Justice Ogbuanya further declared that querying Mrs. Sharon and subjecting her to disciplinary hearing on false allegation of misconduct, yet her employment was terminated, without paying her terminal benefits and salary in lieu of notice, amounts to unfair labour practice.
The Court ordered Notore Industries Ltd to pay Mrs. Sharon the sum of N1, 804,472.72 as Terminal Benefits and Salary in lieu of Notice, as set out in the employment agreement, and to supply her with necessary documents for the collection of her pension payment from the Pension Administrator.
However, Mrs. Sharon’s claim bordering on defamation was dismissed for lack of proof.
From facts, the claimant- Mrs. Sharon Philip had submitted that following a Whistle-blowing Policy introduced by the company, she testified before an Ethics Committee set up to investigate unethical business practices which led to the suspension of some of the senior staff over misconduct.
She alleged that upon the return of the senior staff from suspension, she was victimized and oppressed, including orchestrating the issuance of a Query and unjustly subjecting her to disciplinary hearing under the false allegation of misconduct.
It is the Claimant’s further testimony that these acts of victimization against her, were later followed with a Termination letter on the ground that her services will no longer be required, that she was neither reinstated nor paid salary in lieu of notice, and her terminal benefits and pension contributions.
In defense, the defendant- Notore Industries Ltd maintained that Mrs. Sharon’s employment was not terminated pursuant to the query issued against her for the loss suffered by the company, and neither was the termination of her employment orchestrated by any person out of malice. That her appointment was terminated when her services were no longer required as expressed in her termination letter due to redundancy.

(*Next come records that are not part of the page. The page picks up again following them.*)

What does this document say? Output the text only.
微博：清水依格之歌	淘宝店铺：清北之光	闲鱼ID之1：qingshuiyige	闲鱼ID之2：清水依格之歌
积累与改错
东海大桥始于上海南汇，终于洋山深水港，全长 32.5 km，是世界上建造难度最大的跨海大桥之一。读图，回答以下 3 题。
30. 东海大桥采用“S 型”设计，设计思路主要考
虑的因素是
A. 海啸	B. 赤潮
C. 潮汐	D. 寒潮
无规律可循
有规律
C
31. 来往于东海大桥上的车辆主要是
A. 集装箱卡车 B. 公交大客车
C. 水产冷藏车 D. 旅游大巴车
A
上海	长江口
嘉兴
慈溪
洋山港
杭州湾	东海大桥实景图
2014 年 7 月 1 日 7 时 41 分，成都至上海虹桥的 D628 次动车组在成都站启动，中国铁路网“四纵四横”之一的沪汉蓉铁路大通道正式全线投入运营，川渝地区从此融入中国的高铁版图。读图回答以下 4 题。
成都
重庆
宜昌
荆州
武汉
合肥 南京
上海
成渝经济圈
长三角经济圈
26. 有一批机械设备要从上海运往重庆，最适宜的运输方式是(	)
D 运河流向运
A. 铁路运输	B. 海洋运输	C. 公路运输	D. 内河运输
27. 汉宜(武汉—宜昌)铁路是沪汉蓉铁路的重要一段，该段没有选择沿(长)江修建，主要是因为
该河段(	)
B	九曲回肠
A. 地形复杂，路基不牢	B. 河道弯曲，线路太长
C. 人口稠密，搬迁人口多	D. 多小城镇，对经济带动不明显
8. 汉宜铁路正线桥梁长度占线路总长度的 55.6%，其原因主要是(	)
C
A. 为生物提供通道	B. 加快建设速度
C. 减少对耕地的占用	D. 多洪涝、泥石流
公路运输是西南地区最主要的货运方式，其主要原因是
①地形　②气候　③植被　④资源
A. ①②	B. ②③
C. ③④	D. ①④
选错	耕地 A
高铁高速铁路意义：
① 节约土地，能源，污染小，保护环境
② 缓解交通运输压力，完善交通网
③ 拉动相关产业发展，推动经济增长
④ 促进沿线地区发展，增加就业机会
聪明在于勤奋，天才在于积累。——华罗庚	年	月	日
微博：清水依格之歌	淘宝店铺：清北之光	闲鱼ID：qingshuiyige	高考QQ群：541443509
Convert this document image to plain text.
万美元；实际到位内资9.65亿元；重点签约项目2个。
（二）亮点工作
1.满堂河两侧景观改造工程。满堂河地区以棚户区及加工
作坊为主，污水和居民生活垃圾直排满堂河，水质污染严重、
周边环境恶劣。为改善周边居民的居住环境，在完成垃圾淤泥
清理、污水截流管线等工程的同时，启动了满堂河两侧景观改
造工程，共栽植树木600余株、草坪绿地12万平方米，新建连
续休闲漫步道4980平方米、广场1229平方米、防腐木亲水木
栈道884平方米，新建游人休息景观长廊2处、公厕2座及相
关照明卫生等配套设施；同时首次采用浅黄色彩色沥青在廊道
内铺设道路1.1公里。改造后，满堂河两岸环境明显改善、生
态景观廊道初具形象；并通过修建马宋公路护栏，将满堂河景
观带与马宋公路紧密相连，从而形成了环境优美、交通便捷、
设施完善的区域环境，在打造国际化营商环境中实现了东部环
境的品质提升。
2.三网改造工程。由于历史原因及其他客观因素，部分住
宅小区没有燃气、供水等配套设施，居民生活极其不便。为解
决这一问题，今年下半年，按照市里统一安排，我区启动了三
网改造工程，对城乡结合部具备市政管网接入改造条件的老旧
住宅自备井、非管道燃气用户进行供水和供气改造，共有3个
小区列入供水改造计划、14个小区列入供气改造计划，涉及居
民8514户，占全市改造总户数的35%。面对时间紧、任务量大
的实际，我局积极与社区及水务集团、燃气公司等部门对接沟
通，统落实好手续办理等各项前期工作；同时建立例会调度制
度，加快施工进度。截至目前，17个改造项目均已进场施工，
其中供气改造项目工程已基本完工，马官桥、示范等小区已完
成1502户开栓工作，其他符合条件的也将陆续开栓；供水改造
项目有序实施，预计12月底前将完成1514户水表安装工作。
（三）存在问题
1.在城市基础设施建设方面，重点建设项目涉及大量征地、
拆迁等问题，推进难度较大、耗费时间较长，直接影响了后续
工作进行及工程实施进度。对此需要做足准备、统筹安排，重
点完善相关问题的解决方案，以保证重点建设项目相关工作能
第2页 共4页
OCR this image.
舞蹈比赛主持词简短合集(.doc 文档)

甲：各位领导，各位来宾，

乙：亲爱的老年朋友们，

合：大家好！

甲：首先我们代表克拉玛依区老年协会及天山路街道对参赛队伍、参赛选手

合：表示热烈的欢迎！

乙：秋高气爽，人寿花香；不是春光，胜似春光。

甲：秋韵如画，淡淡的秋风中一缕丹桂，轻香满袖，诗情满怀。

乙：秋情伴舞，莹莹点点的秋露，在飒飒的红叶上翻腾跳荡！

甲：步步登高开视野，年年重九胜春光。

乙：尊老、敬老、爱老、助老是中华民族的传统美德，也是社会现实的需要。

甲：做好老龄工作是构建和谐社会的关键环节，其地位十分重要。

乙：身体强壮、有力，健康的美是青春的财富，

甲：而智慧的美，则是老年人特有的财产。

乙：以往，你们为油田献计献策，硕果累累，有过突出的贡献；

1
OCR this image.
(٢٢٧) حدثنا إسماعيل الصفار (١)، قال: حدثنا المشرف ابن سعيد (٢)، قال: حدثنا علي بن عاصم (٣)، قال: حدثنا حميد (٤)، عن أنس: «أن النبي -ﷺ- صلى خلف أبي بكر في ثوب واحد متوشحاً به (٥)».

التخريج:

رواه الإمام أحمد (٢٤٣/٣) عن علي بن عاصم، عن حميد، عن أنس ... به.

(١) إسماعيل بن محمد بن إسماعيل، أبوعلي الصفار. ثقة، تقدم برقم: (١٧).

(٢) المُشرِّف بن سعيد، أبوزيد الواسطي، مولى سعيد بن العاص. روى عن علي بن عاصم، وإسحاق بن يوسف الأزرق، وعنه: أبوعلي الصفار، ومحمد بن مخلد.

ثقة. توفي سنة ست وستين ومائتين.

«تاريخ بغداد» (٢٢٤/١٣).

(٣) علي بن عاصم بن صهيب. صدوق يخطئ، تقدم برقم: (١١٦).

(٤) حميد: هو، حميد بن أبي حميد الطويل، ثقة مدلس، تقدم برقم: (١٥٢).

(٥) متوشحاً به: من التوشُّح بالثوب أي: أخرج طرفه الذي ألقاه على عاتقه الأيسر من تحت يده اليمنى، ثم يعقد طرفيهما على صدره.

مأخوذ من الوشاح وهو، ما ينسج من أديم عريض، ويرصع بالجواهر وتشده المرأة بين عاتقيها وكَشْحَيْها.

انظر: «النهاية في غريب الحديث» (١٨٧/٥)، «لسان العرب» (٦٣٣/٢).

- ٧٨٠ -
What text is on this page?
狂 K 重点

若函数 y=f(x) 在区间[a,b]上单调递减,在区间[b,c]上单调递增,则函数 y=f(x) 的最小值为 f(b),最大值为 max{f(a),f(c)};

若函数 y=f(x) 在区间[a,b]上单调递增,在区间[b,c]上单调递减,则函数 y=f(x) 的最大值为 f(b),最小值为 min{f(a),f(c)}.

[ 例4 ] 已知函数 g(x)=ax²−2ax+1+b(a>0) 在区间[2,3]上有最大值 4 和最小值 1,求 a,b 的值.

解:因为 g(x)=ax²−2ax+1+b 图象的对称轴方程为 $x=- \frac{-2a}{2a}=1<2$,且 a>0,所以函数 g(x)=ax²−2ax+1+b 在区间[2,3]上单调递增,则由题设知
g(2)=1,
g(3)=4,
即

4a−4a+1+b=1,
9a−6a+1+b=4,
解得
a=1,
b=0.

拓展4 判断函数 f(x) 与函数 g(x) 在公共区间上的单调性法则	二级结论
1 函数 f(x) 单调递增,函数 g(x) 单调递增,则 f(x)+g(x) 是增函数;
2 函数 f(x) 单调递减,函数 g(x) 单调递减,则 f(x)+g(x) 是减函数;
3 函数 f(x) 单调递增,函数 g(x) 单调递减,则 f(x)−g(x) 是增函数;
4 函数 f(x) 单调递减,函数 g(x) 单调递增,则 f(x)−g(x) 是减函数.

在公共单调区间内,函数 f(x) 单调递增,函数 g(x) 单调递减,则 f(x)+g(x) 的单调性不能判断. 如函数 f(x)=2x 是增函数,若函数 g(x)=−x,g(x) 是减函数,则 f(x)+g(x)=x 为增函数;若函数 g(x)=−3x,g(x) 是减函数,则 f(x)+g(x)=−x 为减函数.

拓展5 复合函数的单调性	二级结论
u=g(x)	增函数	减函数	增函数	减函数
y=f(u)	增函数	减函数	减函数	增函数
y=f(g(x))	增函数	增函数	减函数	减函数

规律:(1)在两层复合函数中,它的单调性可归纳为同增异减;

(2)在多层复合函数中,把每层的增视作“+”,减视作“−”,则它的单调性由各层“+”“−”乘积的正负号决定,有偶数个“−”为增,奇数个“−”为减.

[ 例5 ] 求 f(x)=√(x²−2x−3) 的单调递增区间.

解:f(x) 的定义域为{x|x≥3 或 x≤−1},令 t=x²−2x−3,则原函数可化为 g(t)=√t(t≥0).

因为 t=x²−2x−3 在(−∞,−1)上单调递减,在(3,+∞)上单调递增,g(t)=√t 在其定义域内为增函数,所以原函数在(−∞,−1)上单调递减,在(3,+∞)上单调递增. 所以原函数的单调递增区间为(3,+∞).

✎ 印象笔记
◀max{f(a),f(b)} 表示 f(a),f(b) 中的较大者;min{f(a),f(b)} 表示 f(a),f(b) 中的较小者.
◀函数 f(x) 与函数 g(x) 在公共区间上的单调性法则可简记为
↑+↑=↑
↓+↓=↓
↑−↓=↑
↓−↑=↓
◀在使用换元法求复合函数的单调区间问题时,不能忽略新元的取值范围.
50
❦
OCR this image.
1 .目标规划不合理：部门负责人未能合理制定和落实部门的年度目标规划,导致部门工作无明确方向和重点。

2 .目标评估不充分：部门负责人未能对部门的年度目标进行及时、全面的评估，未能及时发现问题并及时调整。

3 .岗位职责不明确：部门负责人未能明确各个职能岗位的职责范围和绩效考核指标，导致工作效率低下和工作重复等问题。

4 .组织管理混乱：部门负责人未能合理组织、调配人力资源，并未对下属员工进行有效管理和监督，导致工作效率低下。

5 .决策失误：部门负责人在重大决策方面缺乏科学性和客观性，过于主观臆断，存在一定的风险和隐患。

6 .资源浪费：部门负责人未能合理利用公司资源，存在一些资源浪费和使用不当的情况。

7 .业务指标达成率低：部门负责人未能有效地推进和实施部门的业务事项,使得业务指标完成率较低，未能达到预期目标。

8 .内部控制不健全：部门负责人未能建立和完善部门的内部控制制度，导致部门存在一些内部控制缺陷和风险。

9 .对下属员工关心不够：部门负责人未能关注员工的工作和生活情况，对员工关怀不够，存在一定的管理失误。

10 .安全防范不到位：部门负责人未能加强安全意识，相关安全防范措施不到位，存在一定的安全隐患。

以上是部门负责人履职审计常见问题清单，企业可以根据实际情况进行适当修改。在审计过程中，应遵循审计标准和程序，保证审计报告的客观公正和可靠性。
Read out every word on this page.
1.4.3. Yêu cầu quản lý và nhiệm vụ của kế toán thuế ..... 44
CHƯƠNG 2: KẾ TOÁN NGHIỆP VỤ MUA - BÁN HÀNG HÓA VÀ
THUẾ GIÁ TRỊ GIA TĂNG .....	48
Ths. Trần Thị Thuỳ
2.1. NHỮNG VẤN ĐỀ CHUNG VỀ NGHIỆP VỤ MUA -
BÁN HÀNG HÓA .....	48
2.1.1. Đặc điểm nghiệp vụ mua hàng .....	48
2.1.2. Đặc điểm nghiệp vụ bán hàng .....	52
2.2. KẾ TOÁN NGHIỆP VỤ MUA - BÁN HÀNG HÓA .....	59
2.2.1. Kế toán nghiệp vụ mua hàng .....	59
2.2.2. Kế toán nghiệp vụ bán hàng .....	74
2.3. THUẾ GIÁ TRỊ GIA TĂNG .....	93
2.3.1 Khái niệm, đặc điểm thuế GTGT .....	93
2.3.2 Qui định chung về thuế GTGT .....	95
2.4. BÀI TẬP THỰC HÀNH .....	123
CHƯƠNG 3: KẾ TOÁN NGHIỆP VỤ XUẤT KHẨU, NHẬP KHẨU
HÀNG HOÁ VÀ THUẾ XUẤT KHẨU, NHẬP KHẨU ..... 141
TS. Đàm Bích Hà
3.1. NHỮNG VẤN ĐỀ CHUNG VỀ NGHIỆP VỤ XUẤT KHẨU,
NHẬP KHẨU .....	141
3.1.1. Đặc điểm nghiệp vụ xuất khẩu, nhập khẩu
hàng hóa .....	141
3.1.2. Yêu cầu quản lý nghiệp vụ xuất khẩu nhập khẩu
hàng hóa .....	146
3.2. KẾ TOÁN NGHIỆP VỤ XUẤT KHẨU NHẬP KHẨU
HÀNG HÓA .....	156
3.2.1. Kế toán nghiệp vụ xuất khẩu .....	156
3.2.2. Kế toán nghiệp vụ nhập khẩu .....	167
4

The company further contended that Mrs. Sharon’s terminal benefits has been computed and was asked to do an exit clearance to collect her said terminal benefits but refused to do so, and her Pension contributions were duly remitted to the pension Administrator.
The learned Counsel to the company submitted that he did not know the outcome of the investigation by which the Claimant anchored her allegation that two staff was suspended and that the identities of persons who testified were closely guarded.
In opposition, the Claimant’s Counsel, Prof. Andrew I. Chukwuemerie SAN contended that the company did not comply with the provisions of law regarding redundancy, and urged the court to grant the reliefs sought.
Delivering the judgment after careful evaluation of the submission of both parties, the Presiding Judge, Justice Nelson Ogbuanya held that Redundancy exercise as a corporate right-sizing scheme resulting in industry-wide down-sizing of workforce is regulated by law, and no evidence of the company embarking on such scheme, that Mrs. Sharon exit pathway was Termination, not Dismissal or Redundancy.
Justice Ogbuanya affirmed that Mrs. Sharon has led sufficient evidence to show that she was exposed to workplace victimization and that the victimization is retaliation by her superior in office, over the ethical hearing on Company’s Whistle-blowing policy.
The Court held that no reason was given regarding the Claimant’s performance that could warrant her being restructured out of her office without any reporting line of duty, and no Memo directing such exercise was also tendered by the Defendant to show that it was an office-wide restructuring exercise.
“The Defendant surely owed the Claimant a duty of care to protect her against the risk of retaliation, which eventually happened unrestrained, culminating in the Claimant’s loss of her job without substantiated reason. It must be noted that the emerging whistle-blowing policy as a mechanism for anti-corruption crusade in both public and private sector cannot thrive without adequate protective measures for those involved in its implementation, particularly those who come forward to testify.
“Whistle-blowing policy is rooted in and can best thrive on confidentiality and protection of implementers of the policy, of which the court should ensure that those who set up whistle-blowing policy are mindful of its ground rules, to avoid its high risk of retaliation. I so hold.” Justice Ogbuanya concluded.